I can believe it. I am disappointed, but never surprised when Democrats are spineless or supplicating their corporate donors. It's just history repeating itself.

Prederick wrote:

And learn to operate a firearm.

I can think of a few reasons, but I'm curious what specifically you envision happening that we would need firearms?

gewy wrote:
Prederick wrote:

And learn to operate a firearm.

I can think of a few reasons, but I'm curious what specifically you envision happening that we would need firearms?

I think of it like knowing how to drive stick. I'd never own one, I hope I never have to use one. But, in an emergency, it would be good to know how to operate one safely.

gewy wrote:
Prederick wrote:

And learn to operate a firearm.

I can think of a few reasons, but I'm curious what specifically you envision happening that we would need firearms?

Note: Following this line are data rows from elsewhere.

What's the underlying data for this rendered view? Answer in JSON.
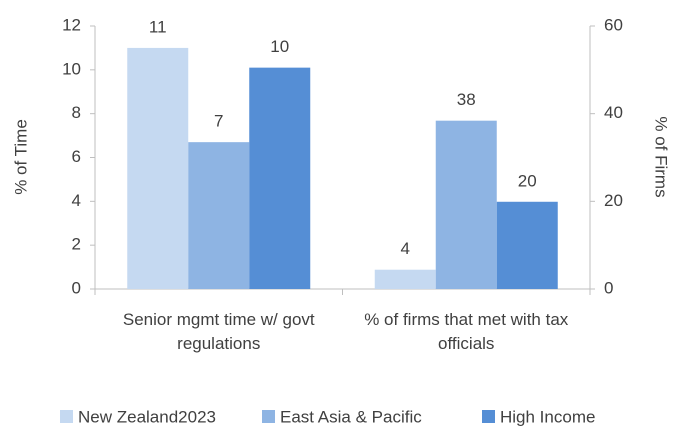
{
  "chart_data": {
    "type": "bar",
    "categories": [
      "Senior mgmt time w/ govt regulations",
      "% of firms that met with tax officials"
    ],
    "category_axes": [
      "y",
      "y2"
    ],
    "series": [
      {
        "name": "New Zealand2023",
        "color": "#c5d9f1",
        "values": [
          11,
          4.4
        ],
        "value_labels": [
          "11",
          "4"
        ]
      },
      {
        "name": "East Asia & Pacific",
        "color": "#8eb4e3",
        "values": [
          6.7,
          38.4
        ],
        "value_labels": [
          "7",
          "38"
        ]
      },
      {
        "name": "High Income",
        "color": "#558ed5",
        "values": [
          10.1,
          19.9
        ],
        "value_labels": [
          "10",
          "20"
        ]
      }
    ],
    "ylabel": "% of Time",
    "y2label": "% of Firms",
    "ylim": [
      0,
      12
    ],
    "yticks": [
      0,
      2,
      4,
      6,
      8,
      10,
      12
    ],
    "y2lim": [
      0,
      60
    ],
    "y2ticks": [
      0,
      20,
      40,
      60
    ],
    "legend": "bottom"
  }
}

I think it's fairly obvious, but okay:

The U.S. is almost certain to see a level of political violence unlike anything in modern history over the next decade or so. The rhetoric, the polarization; pretty much every person with any knowledge on these subjects I've read over the last 2-3 years has agreed that we are in a very not-good-place that bears significant resemblance to many other places that had descents into political violence (many of the people I've seen saying this are people who fled from those places!), and there seems to be almost zero effort to turn us from this cliff.

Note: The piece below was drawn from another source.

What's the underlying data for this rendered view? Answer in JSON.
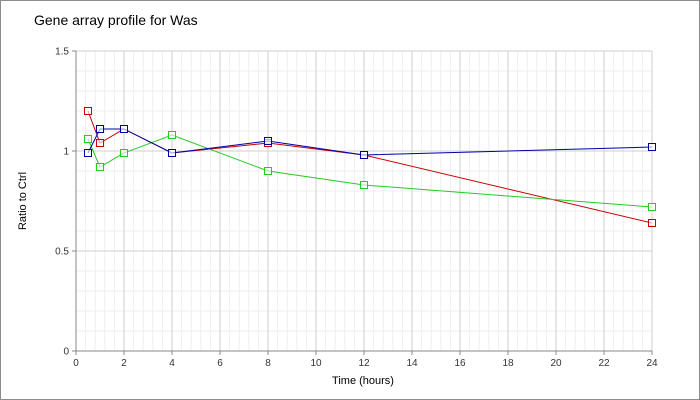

Maher's example, which I cannot find a single quibble with, ends at Inauguration Day, and it's very hard to not to see violence coming after it.

Do I know the full extent of how bad it will get? Of course not. There is a myriad of ways it could suck. Personally, I think the best-case scenario right now is "low-level insurgency." However, I feel pretty safe in saying it's going to suck, and since I don't know how badly it'll suck, as Mix said, it's never a bad idea to learn how to drive stick. I am firmly aligned with Ida B. Wells these days.

Yeah, I guess I’m more wondering just how bad people think it’ll get. Are we talking Ireland in the Troubles or Australia in The Road Warrior? Police brutality in Portland or Warsaw Ghetto? That kind of thing.

No way to predict it. The concern is that the possibility of outcomes is fairly vast, but the "good" outcomes really aren't good.

Prederick’s advice is straight out of every single leftist group I’m a part of. It’s great advice. The one caveat I might add is: if you’re not comfortable getting comfortable with firearms, that’s ok. There’s lots and lots of jobs at the mutual aid that don’t require using a firearm.

But - and this is especially true if you’re not a straight white male, but even SWMs are at risk if they voted blue - they will come for you, and they are already comfortable with their firearms.